Wednesday, August 05, 2015

Churlishness

We've gotten questions about this the last few days, and now CB points out the odd behavior, to wit:

... Now that the profile of our show [BoJack Horseman] is rising, we need to get a lot more protective about what we show online. I know a lot of character designers have been posting their work online since season 1. Sadly, we need to bring an end to that practice. If you have samples of your artwork for the show posted on Tumblr, Instagram or any other website, you’ll need to pull it down. Same goes for any storyboard samples, background and prop art, animatics and any other original art created for the show. ...

The usual drill?

Management frowns on artists putting artwork samples from un-aired shows and unreleased movies into their on-line portfolios. In fact, management does more than frown. It has conniption fits. It tells employees too get said art off the internet pronto. At decibels near the threshold of pain.

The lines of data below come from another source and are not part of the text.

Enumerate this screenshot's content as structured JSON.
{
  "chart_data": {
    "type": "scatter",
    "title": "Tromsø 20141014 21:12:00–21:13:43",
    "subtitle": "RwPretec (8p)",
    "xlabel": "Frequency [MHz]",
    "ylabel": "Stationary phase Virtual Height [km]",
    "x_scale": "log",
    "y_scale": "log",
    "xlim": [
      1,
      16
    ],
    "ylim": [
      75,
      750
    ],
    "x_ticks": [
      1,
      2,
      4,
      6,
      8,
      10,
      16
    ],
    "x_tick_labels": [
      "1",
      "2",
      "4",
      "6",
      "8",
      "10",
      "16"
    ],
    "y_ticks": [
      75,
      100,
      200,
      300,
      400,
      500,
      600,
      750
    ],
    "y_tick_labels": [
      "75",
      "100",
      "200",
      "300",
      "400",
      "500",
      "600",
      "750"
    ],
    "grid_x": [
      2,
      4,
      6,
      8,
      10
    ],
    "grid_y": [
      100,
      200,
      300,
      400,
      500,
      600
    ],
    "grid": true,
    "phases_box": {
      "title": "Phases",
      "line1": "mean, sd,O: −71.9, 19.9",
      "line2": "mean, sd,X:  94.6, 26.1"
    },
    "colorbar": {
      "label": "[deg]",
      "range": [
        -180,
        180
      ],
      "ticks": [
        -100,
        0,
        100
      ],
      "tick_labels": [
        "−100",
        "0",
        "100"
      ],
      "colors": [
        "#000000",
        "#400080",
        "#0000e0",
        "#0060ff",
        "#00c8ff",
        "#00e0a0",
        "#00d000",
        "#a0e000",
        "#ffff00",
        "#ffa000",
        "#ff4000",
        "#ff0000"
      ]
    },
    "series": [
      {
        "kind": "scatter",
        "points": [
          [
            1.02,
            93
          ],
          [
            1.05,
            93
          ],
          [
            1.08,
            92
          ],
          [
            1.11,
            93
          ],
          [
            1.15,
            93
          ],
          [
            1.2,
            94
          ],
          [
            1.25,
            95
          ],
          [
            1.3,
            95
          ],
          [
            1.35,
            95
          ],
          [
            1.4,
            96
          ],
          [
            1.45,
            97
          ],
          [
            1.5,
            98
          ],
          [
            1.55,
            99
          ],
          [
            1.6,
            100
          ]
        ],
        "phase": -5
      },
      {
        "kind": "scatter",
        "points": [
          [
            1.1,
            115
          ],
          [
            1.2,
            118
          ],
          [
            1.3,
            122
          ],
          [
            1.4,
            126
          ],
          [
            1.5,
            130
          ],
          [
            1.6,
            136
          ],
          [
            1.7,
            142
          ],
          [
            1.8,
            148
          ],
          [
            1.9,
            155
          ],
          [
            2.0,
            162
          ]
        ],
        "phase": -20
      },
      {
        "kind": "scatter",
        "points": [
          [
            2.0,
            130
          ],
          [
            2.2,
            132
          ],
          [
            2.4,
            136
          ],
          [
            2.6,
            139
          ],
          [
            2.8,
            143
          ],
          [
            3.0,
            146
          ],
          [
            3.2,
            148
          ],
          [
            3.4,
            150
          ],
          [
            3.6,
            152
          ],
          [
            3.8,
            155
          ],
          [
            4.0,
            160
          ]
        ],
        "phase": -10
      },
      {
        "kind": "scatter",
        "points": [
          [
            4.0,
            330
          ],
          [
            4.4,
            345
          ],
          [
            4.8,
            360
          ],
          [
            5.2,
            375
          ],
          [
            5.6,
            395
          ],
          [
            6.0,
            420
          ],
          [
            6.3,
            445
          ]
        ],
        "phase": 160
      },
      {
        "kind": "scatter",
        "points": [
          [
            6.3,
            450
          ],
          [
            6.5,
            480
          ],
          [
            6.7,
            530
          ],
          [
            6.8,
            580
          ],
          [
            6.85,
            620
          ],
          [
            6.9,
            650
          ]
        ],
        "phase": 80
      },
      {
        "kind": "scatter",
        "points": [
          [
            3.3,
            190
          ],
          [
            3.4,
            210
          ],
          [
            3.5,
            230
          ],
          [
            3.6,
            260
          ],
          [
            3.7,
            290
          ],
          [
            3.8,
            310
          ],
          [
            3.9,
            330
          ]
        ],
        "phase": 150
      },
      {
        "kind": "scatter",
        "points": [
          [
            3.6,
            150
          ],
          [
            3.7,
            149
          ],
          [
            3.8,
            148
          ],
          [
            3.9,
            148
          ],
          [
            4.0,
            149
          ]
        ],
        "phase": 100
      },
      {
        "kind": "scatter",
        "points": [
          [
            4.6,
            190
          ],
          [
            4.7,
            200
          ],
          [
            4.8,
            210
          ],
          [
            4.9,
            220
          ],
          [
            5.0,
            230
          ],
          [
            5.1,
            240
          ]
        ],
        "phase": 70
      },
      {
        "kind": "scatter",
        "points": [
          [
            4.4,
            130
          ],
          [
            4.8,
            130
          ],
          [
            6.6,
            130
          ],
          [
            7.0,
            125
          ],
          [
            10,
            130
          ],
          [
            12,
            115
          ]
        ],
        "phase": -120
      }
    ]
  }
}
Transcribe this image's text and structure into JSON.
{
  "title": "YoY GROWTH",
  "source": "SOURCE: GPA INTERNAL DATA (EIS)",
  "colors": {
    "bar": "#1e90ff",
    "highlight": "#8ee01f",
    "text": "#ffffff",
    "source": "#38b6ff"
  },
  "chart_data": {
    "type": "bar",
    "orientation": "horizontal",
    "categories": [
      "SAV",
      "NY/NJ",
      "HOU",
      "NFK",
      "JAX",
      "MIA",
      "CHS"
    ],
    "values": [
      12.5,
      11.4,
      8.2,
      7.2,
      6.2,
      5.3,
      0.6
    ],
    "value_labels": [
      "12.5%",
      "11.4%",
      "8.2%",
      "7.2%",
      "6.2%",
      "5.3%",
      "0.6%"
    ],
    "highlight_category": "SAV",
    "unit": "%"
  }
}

And it's understandable. The production isn't out in the marketplace yet, and the release of development materials might negatively impact the unfinished product. But that's for unseen shows or theatrical features.

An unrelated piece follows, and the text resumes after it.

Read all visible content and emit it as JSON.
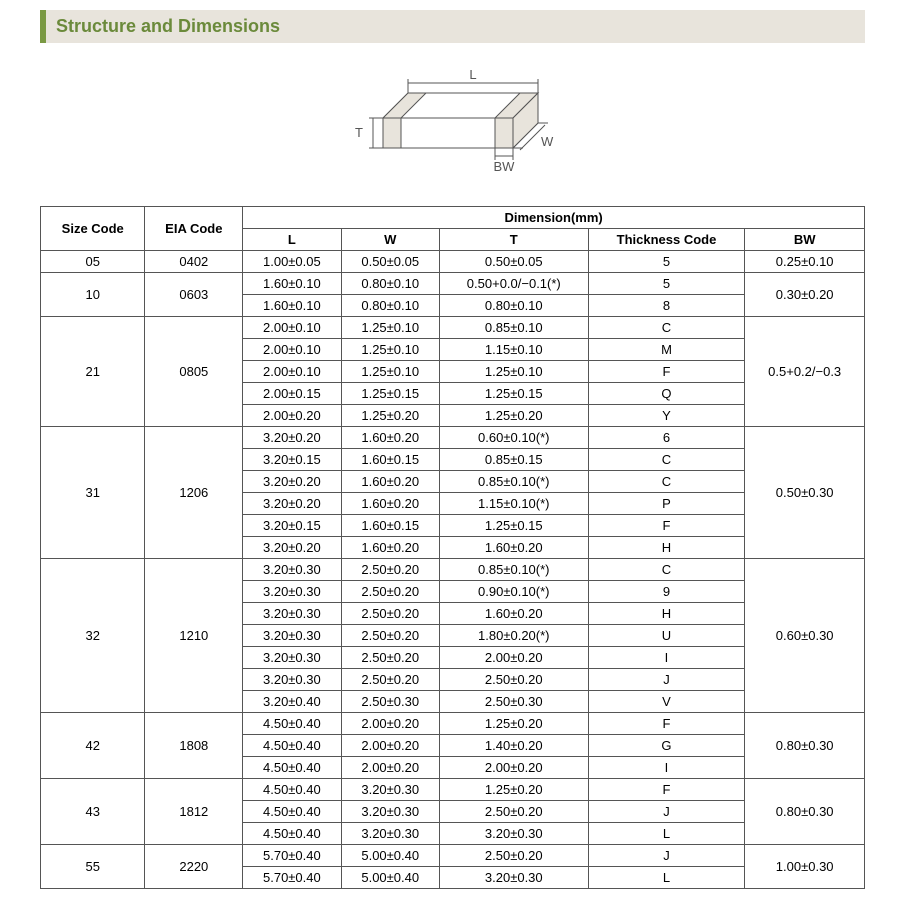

Once a show or movie is released, managers at most studios are fine with artists showing work samples in their digital portfolios. Industry-wide, the understanding is that people need to get hired, and the major way to get hired is to show the latest storyboard and/or designs to prospective employers. It's the way the biz works. And few managers are interested in ancient work created for shows long gone.

So BoJack suits wanting work to be taken down after it's been up for months? Weird. Just weird.